Tuesday, June 4, 2019

Hall of the Mountain King (HALLMONT.WAD)

HALL OF THE MOUNTAIN KING
by John "Spooky" Bye


Bye's early authorial career showed that he was willing to work with some crazy ideas. CyberDoom portrayed a virtual world whose structures represented hyperlinked websites in cyberspace. Gardens of Delight dialed back on the madness as a fairly mundane chateau / castle kind of thing. Hall of the Mountain King went even further, taking the promising static light work of GARDENSD and cranking it up at the expense of any semblance of interesting architecture. It differs from his earliest material in that it's actually an E1M1 replacement for the original Doom but it still hails from 1996.


The high points of HALLMONT are actually based on a segment from J.R.R. Tolkien's The Hobbit, specifically the chapters "Over Hill and Under Hill" and "Riddles in the Dark". I doubt whether I would have guessed it without reading the .TXT but you never know. It's basically you sneaking around the Goblin King's underground fortress except by sneak I mean blasting imps and former humans with the shotgun. Bye has a synopsis of all the important areas which includes a reference to JJTOWN, a PWAD with no formal or even apparent release. Given the context of his "inspiration" I am guessing that it became MAP10 of Cygnus IV.


Hall of the Mountain King mainly exists as an experiment for Bye to focus almost solely on lighting gradients. The actual layout and architecture are incredibly bland, consisting of either hallways with regular alcoves or large, rectangular chambers. The linedef allowance was spent on smoothing the fadeout from torches and candles. Except, uh, the halos are just as rectilinear. The effect is still pretty neat and works as a decent tech demo. Authors circa 1996 were more concerned with casting light and shadows a la John Anderson than this sort of fetishistic focus on fade. It wasn't until the advent of limit-removing source ports that this sort of detail became economical.


I wouldn't characterize it as quintessentially Bye, either. He was just as cognizant of the limitations of lighting detail in sector design and it shows in his later works. His contributions to The Darknening E1 are more realistic in the shape of the lights that they cast rather than the depth of difference between bright and dark. Granted, he was still doing tacky squared-off auras in the following levels. This includes Magnum Opus and Park, the latter becoming the first map of Cygnus IV. It even extends into some of his levels from The Talosian Incident. I can't say whether I noticed the idiosyncrasy until just now. I guess I never spent much time looking at the light patterns before, you know, he practically rubbed them in my face.


The combat is still characteristically John's, Bye which I mean that you must face a scant 39 monsters over a large area. A good portion of them are concentrated at the exit, too. The lack of distractions gives you some time to enjoy the wonderful, uh, architecture. It would be cool if HALLMONT had a stronger atmosphere to drink in but square light halos is literally all it has. It doesn't help that it uses the default "At Doom's Gate" for background music. The author thankfully went on to exercise his authority and pen tracks with a more ambient feel for his later releases. This might give the spectre / Gollum event a better impact.
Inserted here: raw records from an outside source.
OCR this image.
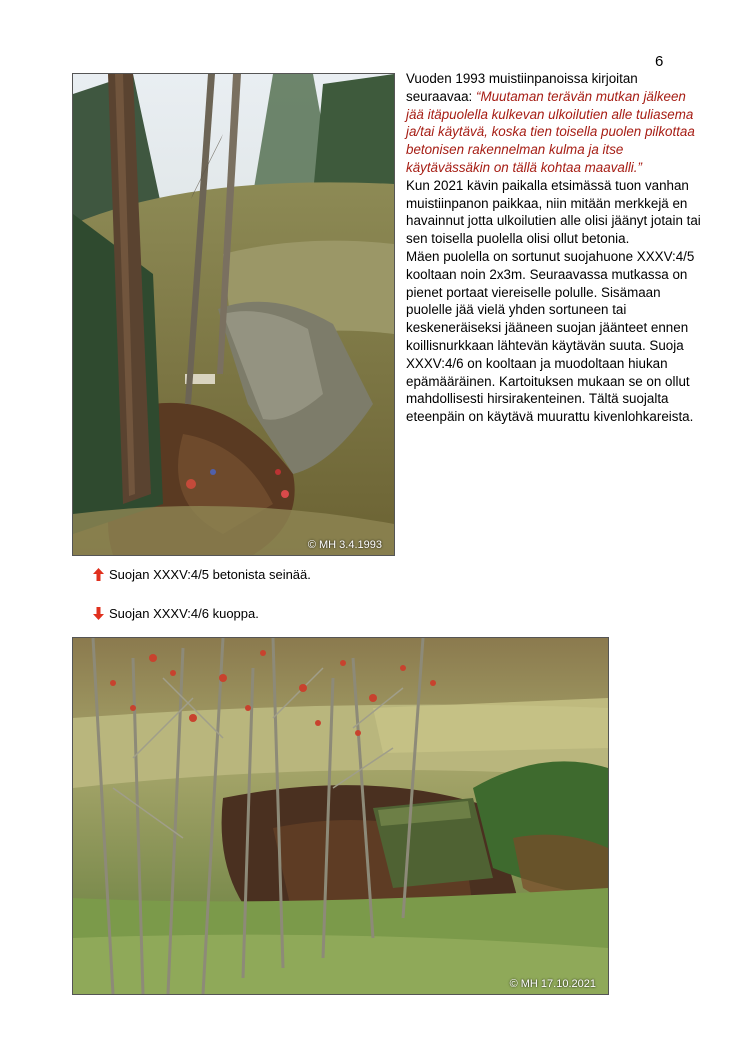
6
© MH 3.4.1993

Vuoden 1993 muistiinpanoissa kirjoitan seuraavaa: “Muutaman terävän mutkan jälkeen jää itäpuolella kulkevan ulkoilutien alle tuliasema ja/tai käytävä, koska tien toisella puolen pilkottaa betonisen rakennelman kulma ja itse käytävässäkin on tällä kohtaa maavalli.”

Kun 2021 kävin paikalla etsimässä tuon vanhan muistiinpanon paikkaa, niin mitään merkkejä en havainnut jotta ulkoilutien alle olisi jäänyt jotain tai sen toisella puolella olisi ollut betonia.

Mäen puolella on sortunut suojahuone XXXV:4/5 kooltaan noin 2x3m. Seuraavassa mutkassa on pienet portaat viereiselle polulle. Sisämaan puolelle jää vielä yhden sortuneen tai keskeneräiseksi jääneen suojan jäänteet ennen koillisnurkkaan lähtevän käytävän suuta. Suoja XXXV:4/6 on kooltaan ja muodoltaan hiukan epämääräinen. Kartoituksen mukaan se on ollut mahdollisesti hirsirakenteinen. Tältä suojalta eteenpäin on käytävä muurattu kivenlohkareista.

Suojan XXXV:4/5 betonista seinää.
Suojan XXXV:4/6 kuoppa.
© MH 17.10.2021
The coolest part of Hall of the Mountain King to me is the exit sequence. This is mainly because Bye uses some sector engineering so that you can take the same pair of spiral staircases twice to even higher heights. The spectre / partial invisibility thing is kind of DoomCute but it would be hard to know without being aware of the context. This is also why the hidden switch behind the Goblin King's throne is such a pain in the ass. You might have an inkling of its location if you knew that this was based on The Hobbit but you'd probably need to read the .TXT to be able to make the comparison. The document further removes any ambiguity by spelling out the location of the unmarked button.


HALLMONT may interest Tolkien lovers but it's mostly for PWAD historians. Its focus on gradient lighting cripples any architectural appeal and the square sector halos look chunky. Its monotonous marble is mostly interesting as an example of how people were trying to push vanilla Doom's limitations back in 1996.